Title: Pride and Prejudice:
  Description: A classic novel about the manners and matrimonial machinations among the British gentry in the early 19th century.
  Categories (closest to furthest):
Historical Fiction: 0.4853
Romance: 0.2863
Drama: 0.2737
Science Fiction: 0.2226
Dystopian: 0.2207
Thriller: 0.2063
Fantasy: 0.1531
Mystery: 0.1091
Title: 1984:
  Description: A dystopian social science fiction story that explores the dangers of totalitarianism and pervasive government surveillance.

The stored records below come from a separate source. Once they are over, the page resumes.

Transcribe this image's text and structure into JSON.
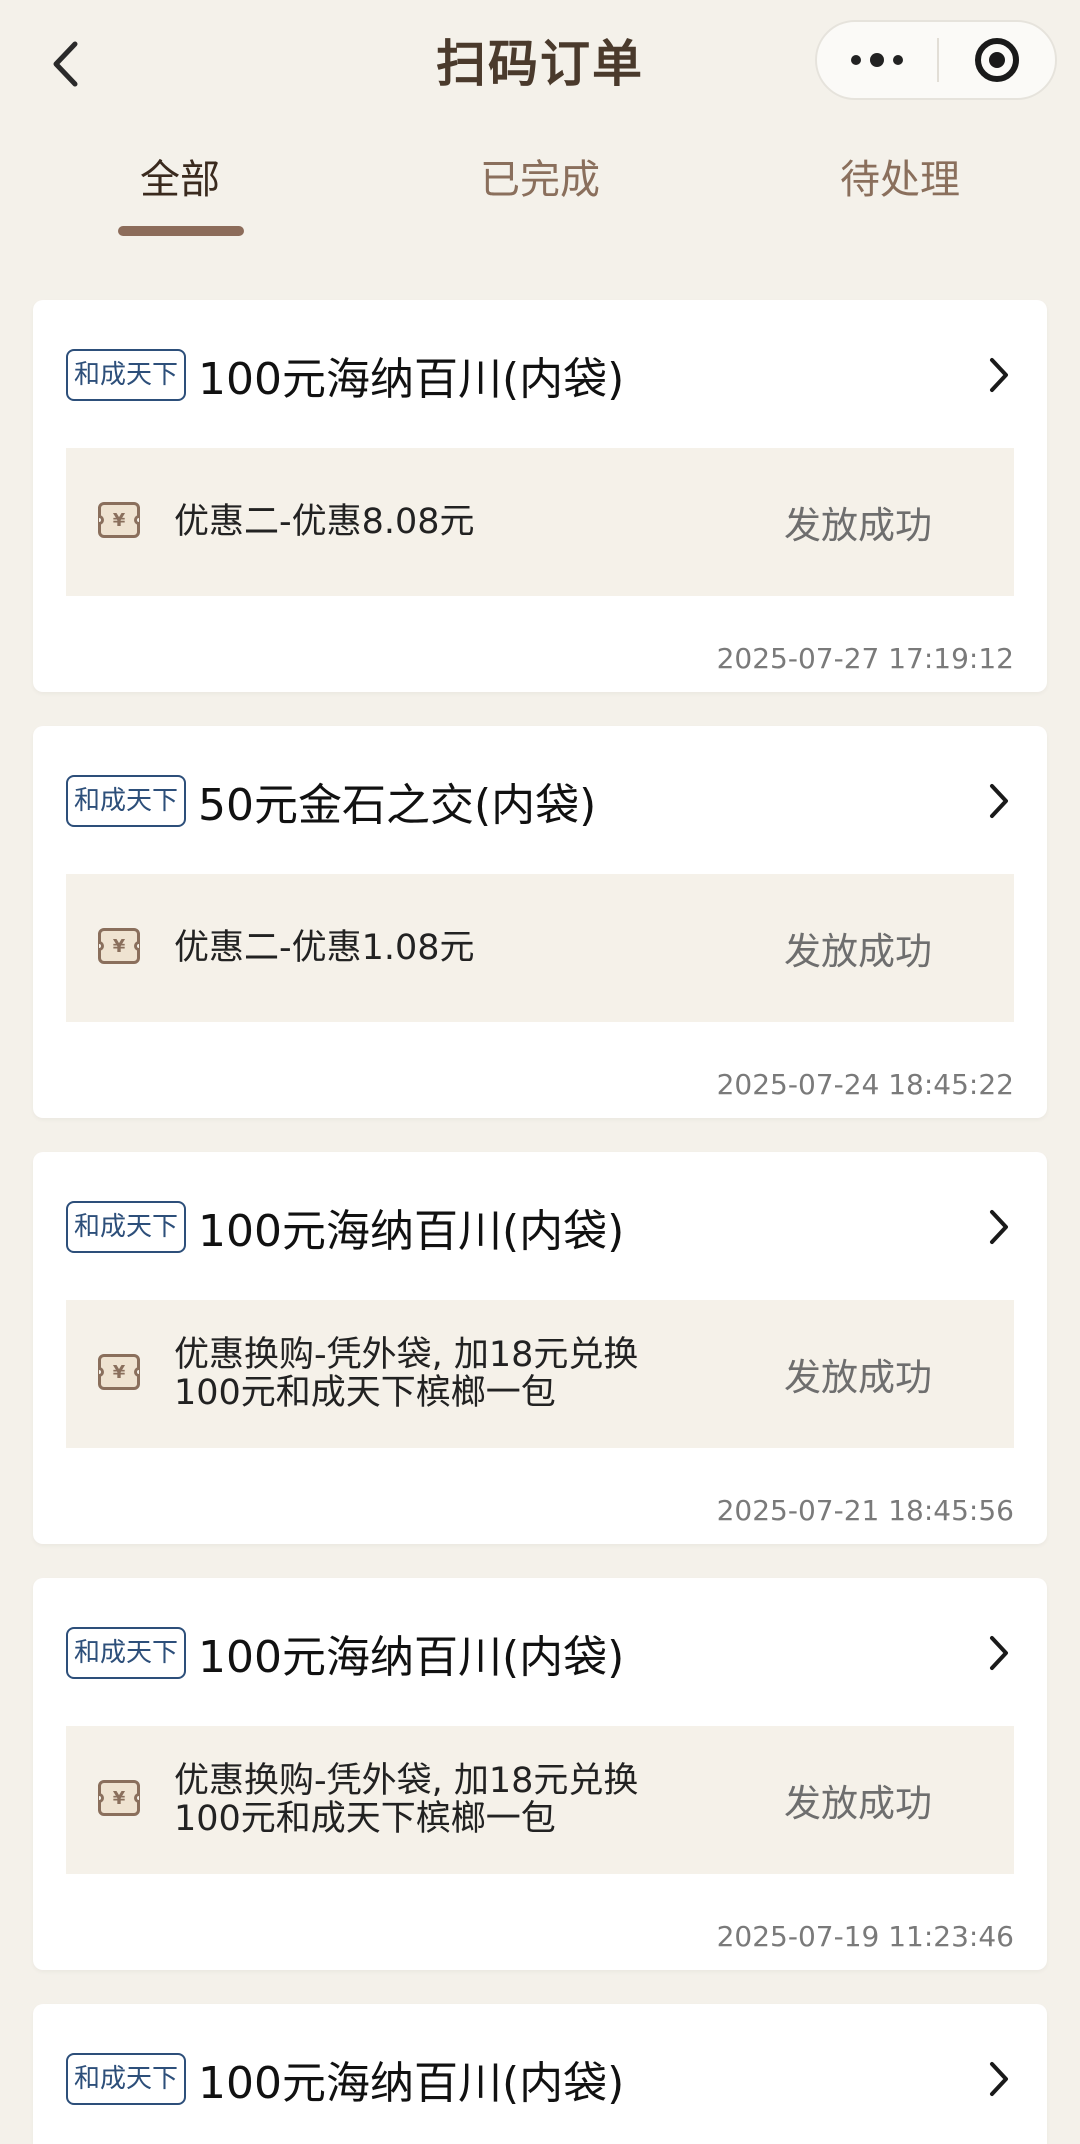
{
  "header": {
    "title": "扫码订单",
    "back_icon": "chevron-left-icon",
    "more_icon": "more-dots-icon",
    "close_icon": "target-close-icon"
  },
  "tabs": [
    {
      "label": "全部",
      "active": true
    },
    {
      "label": "已完成",
      "active": false
    },
    {
      "label": "待处理",
      "active": false
    }
  ],
  "orders": [
    {
      "brand": "和成天下",
      "product": "100元海纳百川(内袋)",
      "coupon": "优惠二-优惠8.08元",
      "status": "发放成功",
      "time": "2025-07-27 17:19:12"
    },
    {
      "brand": "和成天下",
      "product": "50元金石之交(内袋)",
      "coupon": "优惠二-优惠1.08元",
      "status": "发放成功",
      "time": "2025-07-24 18:45:22"
    },
    {
      "brand": "和成天下",
      "product": "100元海纳百川(内袋)",
      "coupon": "优惠换购-凭外袋, 加18元兑换100元和成天下槟榔一包",
      "status": "发放成功",
      "time": "2025-07-21 18:45:56"
    },
    {
      "brand": "和成天下",
      "product": "100元海纳百川(内袋)",
      "coupon": "优惠换购-凭外袋, 加18元兑换100元和成天下槟榔一包",
      "status": "发放成功",
      "time": "2025-07-19 11:23:46"
    },
    {
      "brand": "和成天下",
      "product": "100元海纳百川(内袋)"
    }
  ],
  "colors": {
    "background": "#f4f1ea",
    "accent": "#8c6c5a",
    "brand_tag": "#2d4f7a"
  }
}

  Categories (closest to furthest):
Dystopian: 0.4533
Historical Fiction: 0.3936
Science Fiction: 0.3577
Thriller: 0.3305
Drama: 0.2296
Romance: 0.1940
Mystery: 0.1890
Fantasy: 0.1253
Title: To Kill a Mockingbird:
  Description: Set in a small Southern town during the Great Depression, this novel tackles racial injustice and the moral growth of its young narrator.
  Categories (closest to furthest):
Historical Fiction: 0.4622
Dystopian: 0.3111
Thriller: 0.2244
Drama: 0.2138
Romance: 0.1927
Science Fi